Streaming from microphone (16000 Hz, 5s chunks)... Press Ctrl+C to stop.
[5.00s chunk] Transcribed: Hello?
[5.00s chunk] Transcribed: Testing one, two, three.
[5.00s chunk] Transcribed: Hello?
It works! It’s obviously very basic:
- Each chunk is transcribed in complete isolation;
- There’s no voice activity detection, so it processes silent chunks too; and
- There’s no overlap or merging strategy for words that might span across chunk boundaries, which is a common technique for more accurate streaming.
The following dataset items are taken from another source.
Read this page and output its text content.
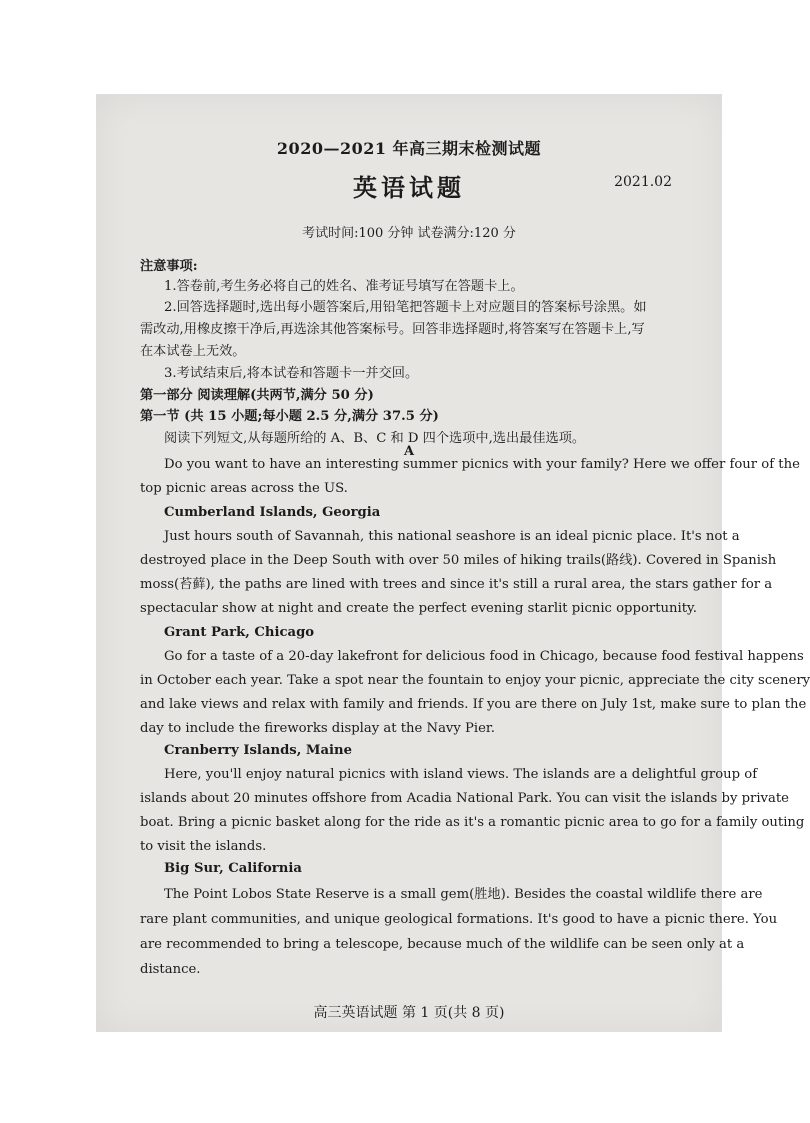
2020—2021 年高三期末检测试题
英语试题	2021.02
考试时间:100 分钟 试卷满分:120 分
注意事项:
1.答卷前,考生务必将自己的姓名、准考证号填写在答题卡上。
2.回答选择题时,选出每小题答案后,用铅笔把答题卡上对应题目的答案标号涂黑。如
需改动,用橡皮擦干净后,再选涂其他答案标号。回答非选择题时,将答案写在答题卡上,写
在本试卷上无效。
3.考试结束后,将本试卷和答题卡一并交回。
第一部分 阅读理解(共两节,满分 50 分)
第一节 (共 15 小题;每小题 2.5 分,满分 37.5 分)
阅读下列短文,从每题所给的 A、B、C 和 D 四个选项中,选出最佳选项。
A
Do you want to have an interesting summer picnics with your family? Here we offer four of the
top picnic areas across the US.
Cumberland Islands, Georgia
Just hours south of Savannah, this national seashore is an ideal picnic place. It's not a
destroyed place in the Deep South with over 50 miles of hiking trails(路线). Covered in Spanish
moss(苔藓), the paths are lined with trees and since it's still a rural area, the stars gather for a
spectacular show at night and create the perfect evening starlit picnic opportunity.
Grant Park, Chicago
Go for a taste of a 20-day lakefront for delicious food in Chicago, because food festival happens
in October each year. Take a spot near the fountain to enjoy your picnic, appreciate the city scenery
and lake views and relax with family and friends. If you are there on July 1st, make sure to plan the
day to include the fireworks display at the Navy Pier.
Cranberry Islands, Maine
Here, you'll enjoy natural picnics with island views. The islands are a delightful group of
islands about 20 minutes offshore from Acadia National Park. You can visit the islands by private
boat. Bring a picnic basket along for the ride as it's a romantic picnic area to go for a family outing
to visit the islands.
Big Sur, California
The Point Lobos State Reserve is a small gem(胜地). Besides the coastal wildlife there are
rare plant communities, and unique geological formations. It's good to have a picnic there. You
are recommended to bring a telescope, because much of the wildlife can be seen only at a
distance.
高三英语试题 第 1 页(共 8 页)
Still, for a very quick and naive hack, it’s exciting to see it responding in near real-time.
What does this unlock?
Fast, local speech-to-text isn’t a completely new capability. I’ve been using various Whisper implementations (like whisper.cpp
) for a while now. What Parakeet-TDT-0.6b-v2, especially via this MLX port, brings to the table is a significant leap in speed for high-accuracy transcription on Apple Silicon.
This dramatic speed-up starts to shift ASR on my Mac from something that I might occasionally do when necessary and take a walk to stretch my legs while it processes, towards an instant utility layer that I can see myself engaging with more frequently.